Search code examples
azuresearchmetadataazure-cognitive-search

Is it possible to use metadata as input for custom skill in azure search?


I started working with Azure search a couple of months ago but I have an issue with the metadata of blobfiles.

I need the metadata of a file (coming from Azure Blob) to use it in my customskill. (More specific I need the URL of the blobfile where it's stored).

To do this I need it in my skillset, I would do something like in this image. But that's not possible because the source has to start with /document? If I do "/document/metadata_storage_path/" as "Source" I got a null value in the end?

Is there a way to get the metadata of a file as input to use it further on?

Thanks in advance!


Solution

  • I discovered why it (and the solutions) were not working for me. I hope I can help others that encounter this issue.

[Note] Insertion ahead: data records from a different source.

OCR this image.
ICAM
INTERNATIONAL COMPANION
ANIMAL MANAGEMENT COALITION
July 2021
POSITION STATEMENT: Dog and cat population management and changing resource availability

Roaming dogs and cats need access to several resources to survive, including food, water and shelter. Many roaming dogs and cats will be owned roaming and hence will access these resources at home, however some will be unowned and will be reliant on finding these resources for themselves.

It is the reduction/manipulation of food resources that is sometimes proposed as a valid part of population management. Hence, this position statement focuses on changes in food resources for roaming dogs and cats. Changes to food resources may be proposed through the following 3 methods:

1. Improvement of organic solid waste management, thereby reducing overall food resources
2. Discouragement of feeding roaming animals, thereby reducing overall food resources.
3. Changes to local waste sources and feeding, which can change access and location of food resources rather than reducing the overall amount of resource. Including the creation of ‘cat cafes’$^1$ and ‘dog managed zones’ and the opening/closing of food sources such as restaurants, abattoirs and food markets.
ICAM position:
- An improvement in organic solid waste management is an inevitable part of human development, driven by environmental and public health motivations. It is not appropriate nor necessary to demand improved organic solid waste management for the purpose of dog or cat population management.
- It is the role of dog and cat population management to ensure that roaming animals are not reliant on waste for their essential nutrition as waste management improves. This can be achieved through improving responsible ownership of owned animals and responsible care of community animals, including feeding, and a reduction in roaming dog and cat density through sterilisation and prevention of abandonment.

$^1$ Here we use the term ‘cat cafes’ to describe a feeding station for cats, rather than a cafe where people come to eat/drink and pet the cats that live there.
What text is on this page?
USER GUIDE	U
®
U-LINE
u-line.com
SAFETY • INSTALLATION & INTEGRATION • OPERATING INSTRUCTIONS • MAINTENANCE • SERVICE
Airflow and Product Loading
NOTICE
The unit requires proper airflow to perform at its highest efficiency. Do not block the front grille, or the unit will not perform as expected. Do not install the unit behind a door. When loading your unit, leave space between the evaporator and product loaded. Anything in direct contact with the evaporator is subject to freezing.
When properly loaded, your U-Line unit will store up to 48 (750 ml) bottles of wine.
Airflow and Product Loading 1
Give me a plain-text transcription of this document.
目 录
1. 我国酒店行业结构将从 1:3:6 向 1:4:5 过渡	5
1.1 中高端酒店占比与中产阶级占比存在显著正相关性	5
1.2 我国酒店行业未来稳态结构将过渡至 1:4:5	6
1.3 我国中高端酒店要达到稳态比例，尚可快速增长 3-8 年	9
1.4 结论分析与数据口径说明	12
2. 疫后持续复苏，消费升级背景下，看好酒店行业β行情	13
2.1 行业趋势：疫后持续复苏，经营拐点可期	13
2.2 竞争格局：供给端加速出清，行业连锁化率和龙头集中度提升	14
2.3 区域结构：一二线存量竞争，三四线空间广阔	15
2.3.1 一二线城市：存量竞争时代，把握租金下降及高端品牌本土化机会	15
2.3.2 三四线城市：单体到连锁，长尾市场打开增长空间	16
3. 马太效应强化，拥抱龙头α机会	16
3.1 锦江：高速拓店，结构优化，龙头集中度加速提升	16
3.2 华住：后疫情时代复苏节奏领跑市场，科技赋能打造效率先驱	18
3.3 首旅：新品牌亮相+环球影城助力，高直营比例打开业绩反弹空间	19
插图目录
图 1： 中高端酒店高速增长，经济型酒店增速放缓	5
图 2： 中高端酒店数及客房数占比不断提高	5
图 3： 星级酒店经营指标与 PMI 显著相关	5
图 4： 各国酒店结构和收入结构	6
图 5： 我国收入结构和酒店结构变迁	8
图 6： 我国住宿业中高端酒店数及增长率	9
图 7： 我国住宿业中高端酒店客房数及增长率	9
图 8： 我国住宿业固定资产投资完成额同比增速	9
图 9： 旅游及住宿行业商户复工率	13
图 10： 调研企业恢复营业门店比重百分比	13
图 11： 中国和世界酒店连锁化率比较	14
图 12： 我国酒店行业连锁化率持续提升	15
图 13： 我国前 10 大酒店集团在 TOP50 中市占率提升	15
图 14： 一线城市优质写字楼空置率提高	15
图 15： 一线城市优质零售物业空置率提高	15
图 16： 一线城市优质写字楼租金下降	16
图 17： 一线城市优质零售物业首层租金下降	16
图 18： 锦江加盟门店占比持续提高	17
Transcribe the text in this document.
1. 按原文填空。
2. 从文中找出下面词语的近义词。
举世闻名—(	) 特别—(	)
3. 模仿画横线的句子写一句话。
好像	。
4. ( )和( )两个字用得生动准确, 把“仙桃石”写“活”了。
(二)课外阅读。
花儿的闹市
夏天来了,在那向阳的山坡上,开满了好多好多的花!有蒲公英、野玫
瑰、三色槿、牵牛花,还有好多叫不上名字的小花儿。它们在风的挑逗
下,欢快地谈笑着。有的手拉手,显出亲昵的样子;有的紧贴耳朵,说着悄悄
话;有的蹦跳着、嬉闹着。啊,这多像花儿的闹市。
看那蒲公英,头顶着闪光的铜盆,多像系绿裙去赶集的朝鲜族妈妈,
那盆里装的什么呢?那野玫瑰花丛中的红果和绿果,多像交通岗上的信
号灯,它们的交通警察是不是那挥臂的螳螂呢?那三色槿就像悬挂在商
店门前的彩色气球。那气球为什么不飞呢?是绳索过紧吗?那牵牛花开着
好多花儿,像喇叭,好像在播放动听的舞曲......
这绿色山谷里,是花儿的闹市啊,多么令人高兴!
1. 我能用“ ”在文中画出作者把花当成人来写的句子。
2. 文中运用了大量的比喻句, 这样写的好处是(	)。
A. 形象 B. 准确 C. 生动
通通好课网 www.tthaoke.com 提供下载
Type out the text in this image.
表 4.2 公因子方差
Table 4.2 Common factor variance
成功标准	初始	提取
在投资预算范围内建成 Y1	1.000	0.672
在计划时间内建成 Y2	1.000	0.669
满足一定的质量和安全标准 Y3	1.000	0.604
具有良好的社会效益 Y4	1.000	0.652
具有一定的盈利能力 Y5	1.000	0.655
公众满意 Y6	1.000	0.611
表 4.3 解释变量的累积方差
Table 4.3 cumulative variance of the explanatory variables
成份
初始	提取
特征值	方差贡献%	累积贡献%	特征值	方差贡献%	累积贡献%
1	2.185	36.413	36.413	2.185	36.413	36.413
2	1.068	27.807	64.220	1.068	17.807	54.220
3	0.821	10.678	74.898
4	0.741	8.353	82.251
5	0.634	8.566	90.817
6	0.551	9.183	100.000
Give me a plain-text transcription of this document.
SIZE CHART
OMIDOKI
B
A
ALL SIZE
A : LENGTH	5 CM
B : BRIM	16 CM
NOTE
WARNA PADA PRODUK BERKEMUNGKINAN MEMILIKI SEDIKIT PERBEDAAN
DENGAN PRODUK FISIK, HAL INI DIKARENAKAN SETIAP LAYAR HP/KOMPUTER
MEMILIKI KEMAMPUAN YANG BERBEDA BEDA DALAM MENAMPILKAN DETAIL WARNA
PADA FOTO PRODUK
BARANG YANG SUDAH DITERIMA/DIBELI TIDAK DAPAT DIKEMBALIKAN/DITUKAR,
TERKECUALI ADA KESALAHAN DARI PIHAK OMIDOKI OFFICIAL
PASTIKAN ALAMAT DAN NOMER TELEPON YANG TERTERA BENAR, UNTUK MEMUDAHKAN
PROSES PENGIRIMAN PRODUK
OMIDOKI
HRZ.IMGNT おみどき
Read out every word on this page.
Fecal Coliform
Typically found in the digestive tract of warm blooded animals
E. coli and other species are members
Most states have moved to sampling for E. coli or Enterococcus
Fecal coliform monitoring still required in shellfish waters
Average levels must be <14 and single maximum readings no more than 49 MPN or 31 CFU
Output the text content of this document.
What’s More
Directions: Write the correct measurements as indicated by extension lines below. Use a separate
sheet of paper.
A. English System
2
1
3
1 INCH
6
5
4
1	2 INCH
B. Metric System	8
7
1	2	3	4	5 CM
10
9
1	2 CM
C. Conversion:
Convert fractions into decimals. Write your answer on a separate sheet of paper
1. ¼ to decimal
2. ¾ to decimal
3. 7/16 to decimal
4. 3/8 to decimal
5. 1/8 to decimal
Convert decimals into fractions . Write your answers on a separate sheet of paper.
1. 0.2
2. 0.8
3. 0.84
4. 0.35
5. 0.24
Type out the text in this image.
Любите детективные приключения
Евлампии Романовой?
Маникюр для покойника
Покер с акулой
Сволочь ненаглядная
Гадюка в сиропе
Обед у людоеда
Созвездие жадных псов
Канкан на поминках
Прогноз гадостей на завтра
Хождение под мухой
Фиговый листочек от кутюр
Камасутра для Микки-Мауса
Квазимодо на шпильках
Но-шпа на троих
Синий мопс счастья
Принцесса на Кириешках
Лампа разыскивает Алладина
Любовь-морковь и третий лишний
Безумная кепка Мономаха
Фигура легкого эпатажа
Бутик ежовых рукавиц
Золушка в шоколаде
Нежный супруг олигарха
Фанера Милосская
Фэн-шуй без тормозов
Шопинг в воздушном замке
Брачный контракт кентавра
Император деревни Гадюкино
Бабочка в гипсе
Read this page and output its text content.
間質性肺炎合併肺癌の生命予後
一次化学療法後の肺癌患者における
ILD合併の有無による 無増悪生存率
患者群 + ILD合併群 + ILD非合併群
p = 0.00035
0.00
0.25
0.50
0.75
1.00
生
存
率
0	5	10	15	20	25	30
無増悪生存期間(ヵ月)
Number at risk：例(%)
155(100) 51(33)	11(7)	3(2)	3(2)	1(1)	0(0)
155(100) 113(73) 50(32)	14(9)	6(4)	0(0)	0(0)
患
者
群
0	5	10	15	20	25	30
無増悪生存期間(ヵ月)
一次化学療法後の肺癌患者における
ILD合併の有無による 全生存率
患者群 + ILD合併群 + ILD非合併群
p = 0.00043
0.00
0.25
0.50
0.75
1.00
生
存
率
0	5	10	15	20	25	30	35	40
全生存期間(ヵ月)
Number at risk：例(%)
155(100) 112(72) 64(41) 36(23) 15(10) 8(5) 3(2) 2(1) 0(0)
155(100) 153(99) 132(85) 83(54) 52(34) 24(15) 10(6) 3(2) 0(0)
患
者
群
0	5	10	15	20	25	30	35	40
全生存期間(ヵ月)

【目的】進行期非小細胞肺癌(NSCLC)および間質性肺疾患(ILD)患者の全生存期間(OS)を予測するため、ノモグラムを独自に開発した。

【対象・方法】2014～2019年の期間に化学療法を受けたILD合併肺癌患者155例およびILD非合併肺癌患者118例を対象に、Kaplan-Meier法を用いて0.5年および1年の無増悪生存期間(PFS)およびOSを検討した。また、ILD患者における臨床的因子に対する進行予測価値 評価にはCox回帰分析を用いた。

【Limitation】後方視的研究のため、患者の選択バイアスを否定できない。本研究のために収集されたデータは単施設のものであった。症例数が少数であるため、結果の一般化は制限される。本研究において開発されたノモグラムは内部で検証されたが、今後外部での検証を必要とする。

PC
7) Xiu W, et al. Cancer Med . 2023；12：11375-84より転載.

    The syntax mentioned above by Sophiac was correct. So in my case I used "metadata_storage_path" as input in the skillset:

    {
          "@odata.type": "#Microsoft.Skills.Custom.WebApiSkill",
          "description": "Our new substring custom skill",
          "uri": "https://customskillsubstring.azurewebsites.net/api/Translate?code=OkzL7G3wX----jCqQylUyJJPaggSaFQCaQ==",
          "batchSize":1,
          "context": "/document",
          "inputs": [
            {
              "name": "text", "source": "/document/metadata_storage_path"
            }
          ],
          "outputs": [
            {
              "name": "text",
              "targetName": "metadata_storage_path_wathever"
            }
          ]
        }
    

    The issue was in the indexer. I mapped in the fieldmapping the "metadata_storage_path" to something else (in my case "blob_uri"). The problem is this is not really a mapping but more like a replacement. So the "metadata_storage_path" was empty in the skillset because it was already replaced.

    But if I use "blob_uri" it is working. Solution is that you can map one input to more than one thing in the indexer:

    "fieldMappings" : [
            {
              "sourceFieldName" : "metadata_storage_name",
              "targetFieldName" : "id",
              "mappingFunction" :
                { "name" : "base64Encode" }
            },
            {
              "sourceFieldName" : "content",
              "targetFieldName" : "content"
            },
            {
              "sourceFieldName" : "metadata_storage_path",
              "targetFieldName" : "blob_uri"
            },
            {
              "sourceFieldName" : "metadata_storage_path",
              "targetFieldName" : "metadata_storage_path"
            }
       ], 
    

    Now I can use the "blob_uri" and the "metadata_storage_path" as an input for my customskill.